Business Update COVID-19
As the company implemented its response to the impact of COVID-19, the primary focus has been on the well-being of its employees, customers and the communities Shoe Carnival serves. During the first quarter, the following actions were implemented to mitigate the financial impact of the pandemic and ensure the safety of Shoe Carnival employees and customers:
- Closed all stores effective March 19, 2020 to prevent the spread of the virus and align with guidance from health officials;
- Began re-opening stores in late-April, and by May 5, 2020, over 50 percent of stores were re-opened in states where stay-at-home orders were relaxed or canceled. As of May 20, 2020, 318 stores are open, which represents 82 percent of store locations. Pending any government changes, the company expects to have over 95 percent of stores open by the second week of June;
- Maintained the company’s store base as shipping points for e-commerce sales; e-commerce traffic and conversion significantly increased in the quarter;
- Implemented a new payment option to allow e-commerce customers to pay for merchandise over time;
- Undertook measures to ensure stores were supplied with personal protective equipment (PPE), intensified cleaning and sanitation procedures and prominently displayed signage to reinforce social distancing and hygiene
- Reduced non-essential corporate spending;
- Exercised the accordion feature in the company’s credit agreement, which increased the capacity of the line of credit from $50 million to $100 million;
- Assessed potential benefits of the CARES Act, including recording approximately $2 million of credits associated with an employee retention payroll tax credit in the first fiscal quarter of 2020;
- No employees were furloughed during the quarter;
- Temporarily reduced the base salaries of the company’s executives and other senior members of the management team and the annual cash retainer fee of the Board of Directors and delayed the implementation of wage increases for certain employees;
- Temporarily suspended the repurchase of common stock as a part of the company’s share repurchase program;
- Worked with supply chain partners to reduce inventories and extend credit terms;
- Negotiated modified lease terms including the deferral of certain lease payments;
- Deferred non-essential capital projects;
- Postponed marketing activities for brick & mortar stores and evaluated promotional activities; and
- Implemented a temporary freeze on company hiring efforts.
As stores have re-opened, the company has experienced higher conversion ratios and higher per-unit transactions, offset by reduced traffic. Generally, sales have been better than the original plan set for fiscal 2020 for those stores that are open, with some stores exceeding plan and some stores showing declines. E-commerce sales continue to trend higher than in the prior year and the original plan for fiscal 2020; however, some tapering of this increase is anticipated.
Fiscal 2020 Earnings Outlook
The impacts of the COVID-19 pandemic are expected to continue as the company’s operations and supply chains, economic conditions and consumer spending adapt to the impacts of COVID-19 being present where the company operates, procures merchandise and raises capital. Considerable uncertainty exists regarding how this pandemic may affect sales and operations for the remainder of the fiscal year. As a result, the company is not providing guidance for fiscal year 2020.

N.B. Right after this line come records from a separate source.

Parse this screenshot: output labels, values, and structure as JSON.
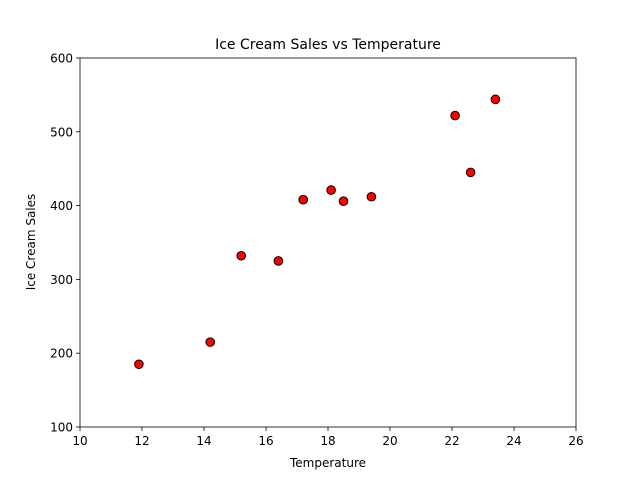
{
  "chart_data": {
    "type": "scatter",
    "title": "Ice Cream Sales vs Temperature",
    "xlabel": "Temperature",
    "ylabel": "Ice Cream Sales",
    "xlim": [
      10,
      26
    ],
    "ylim": [
      100,
      600
    ],
    "xticks": [
      10,
      12,
      14,
      16,
      18,
      20,
      22,
      24,
      26
    ],
    "yticks": [
      100,
      200,
      300,
      400,
      500,
      600
    ],
    "grid": false,
    "marker_color": "#ff0000",
    "marker_edge": "#000000",
    "points": [
      {
        "x": 11.9,
        "y": 185
      },
      {
        "x": 14.2,
        "y": 215
      },
      {
        "x": 15.2,
        "y": 332
      },
      {
        "x": 16.4,
        "y": 325
      },
      {
        "x": 17.2,
        "y": 408
      },
      {
        "x": 18.1,
        "y": 421
      },
      {
        "x": 18.5,
        "y": 406
      },
      {
        "x": 19.4,
        "y": 412
      },
      {
        "x": 22.1,
        "y": 522
      },
      {
        "x": 22.6,
        "y": 445
      },
      {
        "x": 23.4,
        "y": 544
      }
    ]
  }
}
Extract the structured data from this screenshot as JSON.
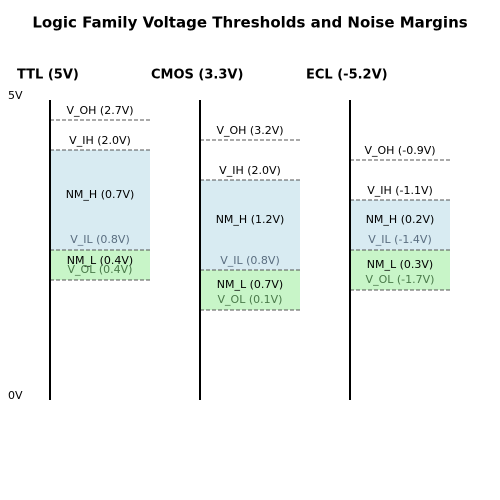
{
  "title": "Logic Family Voltage Thresholds and Noise Margins",
  "axis_labels": {
    "top": "5V",
    "bottom": "0V"
  },
  "columns": [
    {
      "header": "TTL (5V)",
      "v_oh": "V_OH (2.7V)",
      "v_ih": "V_IH (2.0V)",
      "nm_h": "NM_H (0.7V)",
      "v_il": "V_IL (0.8V)",
      "nm_l": "NM_L (0.4V)",
      "v_ol": "V_OL (0.4V)"
    },
    {
      "header": "CMOS (3.3V)",
      "v_oh": "V_OH (3.2V)",
      "v_ih": "V_IH (2.0V)",
      "nm_h": "NM_H (1.2V)",
      "v_il": "V_IL (0.8V)",
      "nm_l": "NM_L (0.7V)",
      "v_ol": "V_OL (0.1V)"
    },
    {
      "header": "ECL (-5.2V)",
      "v_oh": "V_OH (-0.9V)",
      "v_ih": "V_IH (-1.1V)",
      "nm_h": "NM_H (0.2V)",
      "v_il": "V_IL (-1.4V)",
      "nm_l": "NM_L (0.3V)",
      "v_ol": "V_OL (-1.7V)"
    }
  ]
}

Store Openings and Closings
No new stores were opened in the first quarter of fiscal 2020 and two stores were closed. The company expects to open four stores and close seven to ten stores during fiscal 2020 compared to one store opening and six store closings in fiscal 2019.
Share Repurchase Program
As of May 2, 2020, the company had $43.1 million available for future repurchases under its share repurchase program. The company does not anticipate repurchasing any shares in fiscal 2020 but will continue to reevaluate further share repurchases on an ongoing basis.